Tut mir leid....bin noch kompletter Anfänger !! Kenn mich da nicht so aus....


----------



## Gumbo (24. Juli 2005)

> Tut mir leid....bin noch kompletter Anfänger !! Kenn mich da nicht so aus....


Falls du etwas nicht verstanden hast, solltest du direkt nach einer Antwort fragen und keine subtilen Botschaften in irgendwelchen Aussagen verstecken.


----------



## VCF (25. Juli 2005)

Tut mir leid....

Kann ich diese script das du gepostet hasst, jetzt einfügen und es funktioniert dann, oder muss ich noch was drann ändern/hinzufügen etc.

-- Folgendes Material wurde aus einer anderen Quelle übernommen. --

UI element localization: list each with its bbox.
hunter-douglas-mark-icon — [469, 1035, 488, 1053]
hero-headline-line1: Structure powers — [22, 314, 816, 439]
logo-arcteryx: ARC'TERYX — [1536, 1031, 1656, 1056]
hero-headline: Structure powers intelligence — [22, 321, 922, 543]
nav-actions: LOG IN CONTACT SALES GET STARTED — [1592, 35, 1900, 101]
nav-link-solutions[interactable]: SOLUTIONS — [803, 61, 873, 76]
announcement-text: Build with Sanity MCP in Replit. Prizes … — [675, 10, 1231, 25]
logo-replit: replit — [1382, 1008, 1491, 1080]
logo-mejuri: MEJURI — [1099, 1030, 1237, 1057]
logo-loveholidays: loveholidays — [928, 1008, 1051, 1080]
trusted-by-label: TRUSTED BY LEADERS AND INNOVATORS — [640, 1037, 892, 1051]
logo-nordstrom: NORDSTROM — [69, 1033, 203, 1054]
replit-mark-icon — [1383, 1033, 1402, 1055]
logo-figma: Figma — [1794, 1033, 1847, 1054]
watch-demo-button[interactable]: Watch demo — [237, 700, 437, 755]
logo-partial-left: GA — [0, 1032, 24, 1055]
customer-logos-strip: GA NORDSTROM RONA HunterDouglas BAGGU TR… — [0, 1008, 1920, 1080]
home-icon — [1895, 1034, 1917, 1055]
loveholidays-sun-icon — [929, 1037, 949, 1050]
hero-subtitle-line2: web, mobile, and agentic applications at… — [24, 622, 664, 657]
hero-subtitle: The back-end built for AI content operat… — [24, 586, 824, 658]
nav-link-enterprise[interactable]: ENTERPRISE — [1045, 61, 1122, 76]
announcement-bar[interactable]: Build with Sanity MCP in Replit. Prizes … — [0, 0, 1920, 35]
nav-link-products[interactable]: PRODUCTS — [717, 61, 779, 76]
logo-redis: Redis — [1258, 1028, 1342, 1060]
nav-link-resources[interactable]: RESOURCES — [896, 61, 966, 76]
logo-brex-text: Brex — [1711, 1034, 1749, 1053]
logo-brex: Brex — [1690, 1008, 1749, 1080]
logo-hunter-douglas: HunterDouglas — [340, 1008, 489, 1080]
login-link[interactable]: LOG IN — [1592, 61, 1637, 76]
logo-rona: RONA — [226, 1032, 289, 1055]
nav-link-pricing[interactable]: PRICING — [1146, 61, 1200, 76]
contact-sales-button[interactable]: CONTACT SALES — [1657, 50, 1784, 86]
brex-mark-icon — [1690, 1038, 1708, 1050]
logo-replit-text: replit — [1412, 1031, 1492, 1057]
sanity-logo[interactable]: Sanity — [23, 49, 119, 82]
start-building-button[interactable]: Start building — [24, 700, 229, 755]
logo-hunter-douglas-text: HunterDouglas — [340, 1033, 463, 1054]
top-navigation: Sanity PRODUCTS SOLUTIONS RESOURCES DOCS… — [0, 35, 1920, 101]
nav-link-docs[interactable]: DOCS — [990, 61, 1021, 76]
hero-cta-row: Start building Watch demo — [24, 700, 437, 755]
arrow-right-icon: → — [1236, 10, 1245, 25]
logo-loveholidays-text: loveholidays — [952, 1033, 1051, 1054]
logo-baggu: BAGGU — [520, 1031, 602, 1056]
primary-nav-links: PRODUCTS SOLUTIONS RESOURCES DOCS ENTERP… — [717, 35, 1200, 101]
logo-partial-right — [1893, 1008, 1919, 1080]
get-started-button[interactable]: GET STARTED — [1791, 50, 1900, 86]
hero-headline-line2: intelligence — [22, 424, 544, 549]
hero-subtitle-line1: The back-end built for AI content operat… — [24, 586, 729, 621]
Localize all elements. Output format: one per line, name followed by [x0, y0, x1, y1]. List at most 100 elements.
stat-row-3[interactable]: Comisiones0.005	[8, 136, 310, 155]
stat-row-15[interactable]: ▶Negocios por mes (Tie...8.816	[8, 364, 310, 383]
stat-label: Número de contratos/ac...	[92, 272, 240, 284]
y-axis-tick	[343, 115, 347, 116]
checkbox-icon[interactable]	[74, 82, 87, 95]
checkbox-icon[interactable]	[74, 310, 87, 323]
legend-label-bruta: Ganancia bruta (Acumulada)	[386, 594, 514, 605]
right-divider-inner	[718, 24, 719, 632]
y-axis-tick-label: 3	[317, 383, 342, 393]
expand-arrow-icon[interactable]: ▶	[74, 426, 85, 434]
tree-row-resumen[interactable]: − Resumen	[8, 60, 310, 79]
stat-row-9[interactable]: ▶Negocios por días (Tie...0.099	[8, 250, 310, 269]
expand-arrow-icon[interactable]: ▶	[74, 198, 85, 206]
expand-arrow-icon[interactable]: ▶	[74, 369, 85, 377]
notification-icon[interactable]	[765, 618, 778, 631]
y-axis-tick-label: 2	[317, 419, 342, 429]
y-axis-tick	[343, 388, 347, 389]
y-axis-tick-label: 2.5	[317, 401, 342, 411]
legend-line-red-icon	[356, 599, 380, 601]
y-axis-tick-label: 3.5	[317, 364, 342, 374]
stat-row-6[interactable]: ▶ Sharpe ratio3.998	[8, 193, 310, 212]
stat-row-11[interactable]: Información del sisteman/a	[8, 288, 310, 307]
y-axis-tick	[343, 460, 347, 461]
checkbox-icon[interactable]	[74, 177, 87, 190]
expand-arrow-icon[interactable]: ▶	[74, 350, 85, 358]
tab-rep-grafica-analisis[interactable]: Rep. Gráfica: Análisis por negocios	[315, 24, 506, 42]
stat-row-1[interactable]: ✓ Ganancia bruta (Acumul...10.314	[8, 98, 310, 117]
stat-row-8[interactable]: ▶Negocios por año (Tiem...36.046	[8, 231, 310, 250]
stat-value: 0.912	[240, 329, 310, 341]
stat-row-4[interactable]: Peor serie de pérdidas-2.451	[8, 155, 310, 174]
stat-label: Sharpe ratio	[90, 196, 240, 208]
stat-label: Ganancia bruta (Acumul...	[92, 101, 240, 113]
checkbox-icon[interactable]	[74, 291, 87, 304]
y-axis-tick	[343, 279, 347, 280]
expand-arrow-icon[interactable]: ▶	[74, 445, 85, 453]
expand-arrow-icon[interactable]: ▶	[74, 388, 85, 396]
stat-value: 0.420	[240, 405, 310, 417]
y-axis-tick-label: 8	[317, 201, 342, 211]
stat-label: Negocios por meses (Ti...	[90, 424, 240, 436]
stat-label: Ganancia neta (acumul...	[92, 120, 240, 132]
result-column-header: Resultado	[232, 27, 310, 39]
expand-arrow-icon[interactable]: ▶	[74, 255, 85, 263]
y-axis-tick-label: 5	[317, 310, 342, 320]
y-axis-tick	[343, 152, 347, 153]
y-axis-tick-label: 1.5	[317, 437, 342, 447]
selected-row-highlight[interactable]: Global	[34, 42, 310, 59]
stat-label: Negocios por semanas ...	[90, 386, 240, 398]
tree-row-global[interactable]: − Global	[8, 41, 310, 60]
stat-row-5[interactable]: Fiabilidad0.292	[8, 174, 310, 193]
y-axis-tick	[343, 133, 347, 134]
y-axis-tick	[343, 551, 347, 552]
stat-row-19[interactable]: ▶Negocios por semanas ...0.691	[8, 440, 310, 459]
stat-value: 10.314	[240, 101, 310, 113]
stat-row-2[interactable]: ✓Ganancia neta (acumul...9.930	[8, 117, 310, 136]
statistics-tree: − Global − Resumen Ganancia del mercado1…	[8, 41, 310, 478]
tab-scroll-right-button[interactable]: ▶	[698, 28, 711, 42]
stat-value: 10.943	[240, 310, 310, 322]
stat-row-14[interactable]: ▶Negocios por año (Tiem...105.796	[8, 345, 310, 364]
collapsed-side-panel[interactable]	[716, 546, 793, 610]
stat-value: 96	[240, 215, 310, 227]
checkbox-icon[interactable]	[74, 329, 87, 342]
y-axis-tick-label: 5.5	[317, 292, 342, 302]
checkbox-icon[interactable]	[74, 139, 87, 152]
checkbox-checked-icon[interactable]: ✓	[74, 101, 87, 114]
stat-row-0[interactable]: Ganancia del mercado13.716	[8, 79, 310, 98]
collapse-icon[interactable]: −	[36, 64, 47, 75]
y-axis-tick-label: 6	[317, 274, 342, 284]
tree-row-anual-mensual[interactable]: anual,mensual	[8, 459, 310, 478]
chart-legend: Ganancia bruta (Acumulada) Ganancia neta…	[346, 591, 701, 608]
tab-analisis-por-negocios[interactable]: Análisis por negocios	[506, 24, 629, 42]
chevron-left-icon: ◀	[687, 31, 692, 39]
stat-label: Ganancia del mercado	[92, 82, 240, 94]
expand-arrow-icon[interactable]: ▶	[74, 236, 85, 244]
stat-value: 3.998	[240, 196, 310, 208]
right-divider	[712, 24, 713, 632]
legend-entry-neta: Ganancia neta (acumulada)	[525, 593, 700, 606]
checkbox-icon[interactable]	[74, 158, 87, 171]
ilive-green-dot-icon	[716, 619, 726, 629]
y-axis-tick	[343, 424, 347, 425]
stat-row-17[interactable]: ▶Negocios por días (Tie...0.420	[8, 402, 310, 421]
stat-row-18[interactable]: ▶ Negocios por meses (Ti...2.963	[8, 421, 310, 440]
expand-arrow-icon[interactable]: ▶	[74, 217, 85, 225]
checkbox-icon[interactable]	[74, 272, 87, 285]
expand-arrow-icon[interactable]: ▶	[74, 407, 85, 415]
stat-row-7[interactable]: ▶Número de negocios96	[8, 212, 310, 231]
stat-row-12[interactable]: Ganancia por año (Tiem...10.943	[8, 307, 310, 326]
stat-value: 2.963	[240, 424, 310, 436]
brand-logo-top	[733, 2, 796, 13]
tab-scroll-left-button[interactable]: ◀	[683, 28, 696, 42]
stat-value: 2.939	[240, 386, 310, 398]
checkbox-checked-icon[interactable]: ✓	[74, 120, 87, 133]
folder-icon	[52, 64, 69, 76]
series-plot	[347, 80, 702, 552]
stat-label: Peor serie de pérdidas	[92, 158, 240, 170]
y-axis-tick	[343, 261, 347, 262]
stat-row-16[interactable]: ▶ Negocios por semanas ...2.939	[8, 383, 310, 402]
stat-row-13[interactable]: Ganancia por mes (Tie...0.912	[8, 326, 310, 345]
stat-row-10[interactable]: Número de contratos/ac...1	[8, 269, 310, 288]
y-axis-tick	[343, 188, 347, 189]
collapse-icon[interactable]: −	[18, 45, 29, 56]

Wenn was fehlt, könnte mir jemand dass gesamte script posten ?  

Bitte....Null ahnung von Java

Und nochwas....hab die ganze Sache etwas falsch formuliert.
Ich möchte das Hintergrundbild ändern....


----------



## Gumbo (25. Juli 2005)

> Null ahnung von Java


Java musst du auch nicht kennen, denn JavaScript ist _n?i?c?h?t_ Java.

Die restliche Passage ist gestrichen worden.